Wie beurteilen Sie Bankaktien? - Von höheren Zinsen und vor allem einer steileren Zinskurve profitieren die Banken. Diese Erwartung half europäischen Titeln, ihren Rückstand auf amerikanische etwas wettzumachen, bis die Stimmungsindikatoren in Europa ein gewisses konjunkturelles Abflauen signalisierten und sich die langen Zinsen etwas zurückbildeten. Dann kam das Italienthema, das den Sektor zurückwarf. Jetzt spiegeln Bankaktien in Europa so viele negative Nachrichten, dass sie gerade in der Schweiz eine Kaufüberlegung wert sind.

Glauben Sie nach wie vor, dass die Schweizerische Nationalbank die Zinsen vor der EZB erhöhen könnte? Mit dieser Ansicht stehen Sie ziemlich allein da. - Ja, daran halte ich fest. Heute sprechen wir in der Schweiz über einen Anstieg der Konsumentenpreise um 1,0% und eine Zunahme der Produzenten- und Importpreise um 2,7%. Das heisst: Die Realzinsen in der Schweiz sind klar negativ. Verwerfungen wie in Italien ausgeschlossen, wird das den Franken schwächen, wie schon Anfang Jahr geschehen. Der SNB räumt das einen kleinen Freiraum ein, um etwas früher als die EZB die Zinsen zu erhöhen. Sie hat schon früher Freiräume genutzt, um ihre Unabhängigkeit zu demonstrieren, und dürfte es auch in Zukunft tun.

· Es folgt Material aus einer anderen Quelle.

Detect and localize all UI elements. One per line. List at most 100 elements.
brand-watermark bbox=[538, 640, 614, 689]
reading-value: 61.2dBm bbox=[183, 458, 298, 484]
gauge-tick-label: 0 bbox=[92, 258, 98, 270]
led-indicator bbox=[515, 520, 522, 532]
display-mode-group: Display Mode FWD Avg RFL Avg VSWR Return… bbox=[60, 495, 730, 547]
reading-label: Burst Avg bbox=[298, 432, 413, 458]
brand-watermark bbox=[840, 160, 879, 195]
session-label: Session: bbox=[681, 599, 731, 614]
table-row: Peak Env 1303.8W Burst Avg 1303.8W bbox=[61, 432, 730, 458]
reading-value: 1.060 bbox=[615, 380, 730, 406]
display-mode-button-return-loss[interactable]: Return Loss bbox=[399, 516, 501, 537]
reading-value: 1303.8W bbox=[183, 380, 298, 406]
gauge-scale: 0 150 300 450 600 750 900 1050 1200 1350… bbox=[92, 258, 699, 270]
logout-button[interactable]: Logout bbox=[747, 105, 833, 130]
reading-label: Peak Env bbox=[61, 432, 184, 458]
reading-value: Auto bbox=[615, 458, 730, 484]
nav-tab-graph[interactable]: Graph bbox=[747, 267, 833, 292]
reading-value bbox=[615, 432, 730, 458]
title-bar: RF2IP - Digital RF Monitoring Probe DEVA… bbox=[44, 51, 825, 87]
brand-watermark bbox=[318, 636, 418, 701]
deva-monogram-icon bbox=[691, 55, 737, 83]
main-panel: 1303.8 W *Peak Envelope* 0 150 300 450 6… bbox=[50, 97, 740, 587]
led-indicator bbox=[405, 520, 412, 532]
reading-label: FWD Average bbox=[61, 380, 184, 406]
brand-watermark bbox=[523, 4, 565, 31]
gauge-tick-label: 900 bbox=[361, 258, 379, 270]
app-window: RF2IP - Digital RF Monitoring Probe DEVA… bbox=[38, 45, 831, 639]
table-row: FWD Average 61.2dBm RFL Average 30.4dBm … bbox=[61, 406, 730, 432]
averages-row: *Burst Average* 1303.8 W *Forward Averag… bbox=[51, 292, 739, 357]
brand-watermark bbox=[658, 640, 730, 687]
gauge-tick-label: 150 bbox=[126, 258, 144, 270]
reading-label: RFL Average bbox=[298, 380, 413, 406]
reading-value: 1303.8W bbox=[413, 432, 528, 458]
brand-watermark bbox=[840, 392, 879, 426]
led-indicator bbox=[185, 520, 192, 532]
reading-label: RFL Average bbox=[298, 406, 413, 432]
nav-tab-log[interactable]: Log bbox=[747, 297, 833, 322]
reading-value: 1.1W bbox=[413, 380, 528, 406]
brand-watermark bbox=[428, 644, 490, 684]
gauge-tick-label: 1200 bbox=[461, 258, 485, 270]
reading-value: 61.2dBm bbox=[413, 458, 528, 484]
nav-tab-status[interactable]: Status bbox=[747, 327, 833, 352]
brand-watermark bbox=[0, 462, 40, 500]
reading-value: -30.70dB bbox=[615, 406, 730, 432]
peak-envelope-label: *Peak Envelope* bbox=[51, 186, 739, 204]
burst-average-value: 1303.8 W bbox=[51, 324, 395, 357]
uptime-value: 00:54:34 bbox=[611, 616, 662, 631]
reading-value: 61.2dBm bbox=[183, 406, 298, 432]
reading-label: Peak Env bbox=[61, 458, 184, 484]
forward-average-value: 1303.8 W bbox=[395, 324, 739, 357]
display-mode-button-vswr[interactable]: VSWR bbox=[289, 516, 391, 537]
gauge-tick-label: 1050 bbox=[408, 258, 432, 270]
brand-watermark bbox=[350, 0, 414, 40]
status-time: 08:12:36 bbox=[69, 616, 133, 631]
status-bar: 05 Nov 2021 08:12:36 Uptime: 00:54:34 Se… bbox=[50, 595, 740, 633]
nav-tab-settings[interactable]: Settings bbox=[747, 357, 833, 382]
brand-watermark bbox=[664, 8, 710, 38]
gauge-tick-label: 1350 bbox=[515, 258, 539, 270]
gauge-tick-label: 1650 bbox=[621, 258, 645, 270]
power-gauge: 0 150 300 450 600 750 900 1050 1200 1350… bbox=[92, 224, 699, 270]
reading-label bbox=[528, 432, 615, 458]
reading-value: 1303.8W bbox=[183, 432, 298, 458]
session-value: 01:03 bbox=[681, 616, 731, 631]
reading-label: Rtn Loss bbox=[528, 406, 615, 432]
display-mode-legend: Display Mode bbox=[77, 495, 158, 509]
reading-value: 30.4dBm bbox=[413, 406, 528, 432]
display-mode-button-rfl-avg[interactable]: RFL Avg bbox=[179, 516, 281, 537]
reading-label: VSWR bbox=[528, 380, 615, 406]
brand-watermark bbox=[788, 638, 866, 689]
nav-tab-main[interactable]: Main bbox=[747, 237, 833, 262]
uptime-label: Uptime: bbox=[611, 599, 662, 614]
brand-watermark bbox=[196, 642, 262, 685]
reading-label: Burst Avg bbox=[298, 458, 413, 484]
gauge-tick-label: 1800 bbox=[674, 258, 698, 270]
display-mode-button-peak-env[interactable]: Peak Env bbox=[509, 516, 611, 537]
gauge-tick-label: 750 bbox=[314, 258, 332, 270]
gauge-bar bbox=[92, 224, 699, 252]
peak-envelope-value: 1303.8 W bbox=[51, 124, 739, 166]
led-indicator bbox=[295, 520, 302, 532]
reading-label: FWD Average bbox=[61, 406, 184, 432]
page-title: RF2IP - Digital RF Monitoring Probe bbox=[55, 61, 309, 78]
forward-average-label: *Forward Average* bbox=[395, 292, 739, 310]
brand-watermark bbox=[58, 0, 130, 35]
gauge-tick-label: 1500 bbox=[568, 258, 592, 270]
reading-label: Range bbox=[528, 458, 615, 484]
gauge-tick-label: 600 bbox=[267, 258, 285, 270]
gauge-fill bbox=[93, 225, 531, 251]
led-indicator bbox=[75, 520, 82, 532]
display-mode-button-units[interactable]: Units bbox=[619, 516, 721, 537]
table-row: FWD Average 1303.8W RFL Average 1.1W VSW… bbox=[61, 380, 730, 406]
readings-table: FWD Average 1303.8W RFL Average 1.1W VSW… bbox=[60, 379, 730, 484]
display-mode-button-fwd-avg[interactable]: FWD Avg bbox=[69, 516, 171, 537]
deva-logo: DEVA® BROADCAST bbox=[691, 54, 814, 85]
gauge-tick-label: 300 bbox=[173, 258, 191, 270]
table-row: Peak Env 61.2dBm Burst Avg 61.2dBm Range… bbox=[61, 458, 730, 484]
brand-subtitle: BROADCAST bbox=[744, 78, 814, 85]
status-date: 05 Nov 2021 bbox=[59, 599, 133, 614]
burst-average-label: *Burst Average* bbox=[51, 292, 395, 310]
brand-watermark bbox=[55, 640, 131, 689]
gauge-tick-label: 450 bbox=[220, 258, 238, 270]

Wie Sie selbst sagen, stehen Wirtschaft und Börse in der Endphase des Aufschwungs. Was signalisiert die Wende? - Indikatoren gibt es viele. Müsste ich mich auf einen oder zwei beschränken, würde ich die Zinsen respektive die Zinskurve nennen. In den USA wurde jede Rezession von einer flacher werdenden Zinskurve angedeutet. Am Ende waren die kurzen Sätze jeweils höher als die langen. Zur inversen Struktur kommt es, wenn die Notenbank auf Inflationssignale reagiert und den Leitsatz und damit die realen Zinsen, erhöht. Aktuell bewegt sich der Realzins bei den Geldmarktsätzen in den USA bei null. Unmittelbar Gefahr besteht also nicht. Gefährlich würde es bei Realzinsen um 1,5%. So weit dürfte es nicht vor Mitte 2019 sein. Die Börse wird aufgrund der zunehmend restriktiveren Gangart des Fed zwar volatiler, hat aber noch Potenzial, bevor wir uns in Richtung Rezession und Kurswende bewegen.

Was heisst das für den Investor? - Etwas vorsichtiger werden, selektiv sein und nicht gleich die Nerven verlieren, wenn die Börse unruhig ist. Die Aktienmärkte werden volatiler, aber sie sind noch nicht am Zenit. Bei Obligationen sind Papiere mit kurzer Duration und inflationsgeschützte Anleihen von Vorteil. Als ideale Ergänzung erachten wir chinesische Bonds in Lokalwährung. Chinas Notenbank wird expansiver, und das Währungsrisiko ist aufgrund der hohen Währungsreserven und des Leistungsbilanzüberschusses gering.

Gehört auch Gold ins diversifizierte Depot? - Gold kommt nur als Absicherung in Frage. Wenn der Zinstrend nach oben geht und der Dollar stark ist, hat Gold es schwer.

Ein letzter Tipp? - Strukturell attraktiv sind Asiens Schwellenmärkte, für Aktien und Anleihen: hohe Produktivität, stärkeres Wachstum und günstige Demografie. Zudem bin ich überzeugt, dass die nächste Tech-Revolution aus Asien kommt. In den Schwellenländern ist die Zahl der Patente im letzten Jahrzehnt deutlich stärker gestiegen als in den westlichen Ländern. Die gewaltigen Investitionen und das Know-how in diesen Ländern stellen sogar die Übermacht des Silicon Valley in Frage. Das wird die Schwellenmärkte nicht unberührt lassen.